Technology Is Ruining My Concert Experience
- Georges Daou
- Apr 21
- 3 min read
I never imagined that my AirPods Pro, Spotify's high-definition streaming, and hours of daily listening, would be the reason concerts started feeling underwhelming. Don’t get me wrong, I still love the energy of live shows and the artists right there in front of me. But the actual sound has become a problem.
I spend at least nine hours in my full time day job, immersed in Spotify’s finest, with flawless mixing, sharp vocals, tight bass lines, and a kind of studio clarity that only algorithms, compressors, and tech experts can deliver. Pair that with AirPods Pro, with their active noise cancellation and carefully shaped soundstage, and it feels like living inside the song. There’s no outside noise, no imperfections, just pure, concentrated music. It’s so clean it’s almost too perfect even for the kind of experimental ambient/drone music that I listen to the most.
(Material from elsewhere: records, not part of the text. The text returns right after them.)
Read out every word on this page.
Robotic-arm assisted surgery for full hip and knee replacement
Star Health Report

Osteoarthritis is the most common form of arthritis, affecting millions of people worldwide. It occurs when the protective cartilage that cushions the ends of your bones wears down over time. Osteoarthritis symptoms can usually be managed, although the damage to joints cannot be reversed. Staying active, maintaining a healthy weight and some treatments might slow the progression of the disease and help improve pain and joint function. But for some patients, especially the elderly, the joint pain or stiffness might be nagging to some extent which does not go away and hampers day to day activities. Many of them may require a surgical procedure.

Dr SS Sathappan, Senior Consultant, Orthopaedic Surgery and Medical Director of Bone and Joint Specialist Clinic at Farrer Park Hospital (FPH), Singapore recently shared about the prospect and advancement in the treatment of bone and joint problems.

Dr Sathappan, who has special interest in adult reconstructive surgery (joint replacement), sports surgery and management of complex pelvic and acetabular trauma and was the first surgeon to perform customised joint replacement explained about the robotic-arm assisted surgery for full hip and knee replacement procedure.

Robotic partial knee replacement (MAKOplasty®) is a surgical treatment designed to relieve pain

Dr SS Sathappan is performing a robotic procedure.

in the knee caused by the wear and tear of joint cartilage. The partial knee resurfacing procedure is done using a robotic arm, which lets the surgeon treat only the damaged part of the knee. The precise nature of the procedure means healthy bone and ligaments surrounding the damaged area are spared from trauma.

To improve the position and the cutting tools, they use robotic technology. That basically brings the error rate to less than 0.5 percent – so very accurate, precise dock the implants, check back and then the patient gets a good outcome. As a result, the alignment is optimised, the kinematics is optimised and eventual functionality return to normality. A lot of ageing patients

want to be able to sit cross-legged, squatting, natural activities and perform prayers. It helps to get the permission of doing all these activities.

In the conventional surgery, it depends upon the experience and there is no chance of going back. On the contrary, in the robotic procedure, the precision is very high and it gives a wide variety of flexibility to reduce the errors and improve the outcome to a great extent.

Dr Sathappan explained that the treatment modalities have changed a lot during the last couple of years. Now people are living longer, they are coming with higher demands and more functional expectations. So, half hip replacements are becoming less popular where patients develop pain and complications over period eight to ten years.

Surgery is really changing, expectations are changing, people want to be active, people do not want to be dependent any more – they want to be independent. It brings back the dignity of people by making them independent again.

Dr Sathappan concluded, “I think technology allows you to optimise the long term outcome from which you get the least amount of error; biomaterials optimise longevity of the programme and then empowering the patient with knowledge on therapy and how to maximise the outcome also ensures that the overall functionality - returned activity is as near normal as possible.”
And that’s the issue. My ears are now trained to expect that polished sound. So when I go to a concert, even if it's a favorite band or a dream venue, the sound feels different in a way that isn't always good. Vocals get lost in the crowd or swallowed by reverb. The bass isn’t sharp and punchy; it’s booming and uneven. Instruments can blend together. There’s the hum of amplifiers, the occasional squeal of feedback, and the unpredictable acoustics of the space. All the things that once made live music exciting now catch me off guard. I find myself tuning out, picking apart the sound instead of letting it flow over me like I used to. I’ve unintentionally become a bit of an audio snob, shaped by the engineered perfection of my daily digital routine.

On the other hand, I still listen to music on cassettes and vinyl. The hiss of the tape, the slight wobble, the warm crackle of an analog recording, none of it is perfect, but all of it is alive nostalgic and organic in a way. The sound has a physical presence that matched the unpredictable nature of a live performance. The flaws are part of the experience. You don’t expect precision. You expect feeling. Those formats train your ears to hear subtlety, to connect with the grit and soul of the music instead of just focusing on clarity. They are imperfect in ways that feel human. My music creation is based on imperfections and I record it on tape. But I’m not composing music all the time unfortunately, nor listening to this style and format of music very often. I listen to "tape music" on my AirPods most of the time. So even the imperfections sound “perfect”.
Now I’ve become so used to clean production, perfectly balanced mixes, and tailored equalisers that real-world sound feels messy and unfinished. It seems like something is missing, as if live music lacks the invisible polish my ears have learned to expect.
The strange thing is that I don’t think live music has changed. I have. My expectations have shifted. After hours and hours of listening to digitally refined sound, my ears want that same precision everywhere. I notice the smallest details now and feel let down when they aren’t there. But I also miss how concerts used to make me feel. I miss how analog sound could move me, even if it wasn’t technically perfect. Somewhere along the way, I traded wonder for control.
Now I feel caught between two versions of music. One is polished and flawless. The other is raw and emotional. I still go to concerts. But there’s always a part of me that notices how different it sounds from what I hear through my headphones. And that part of me is the one I wish I could silence, just for a while, so I could listen the way I used to.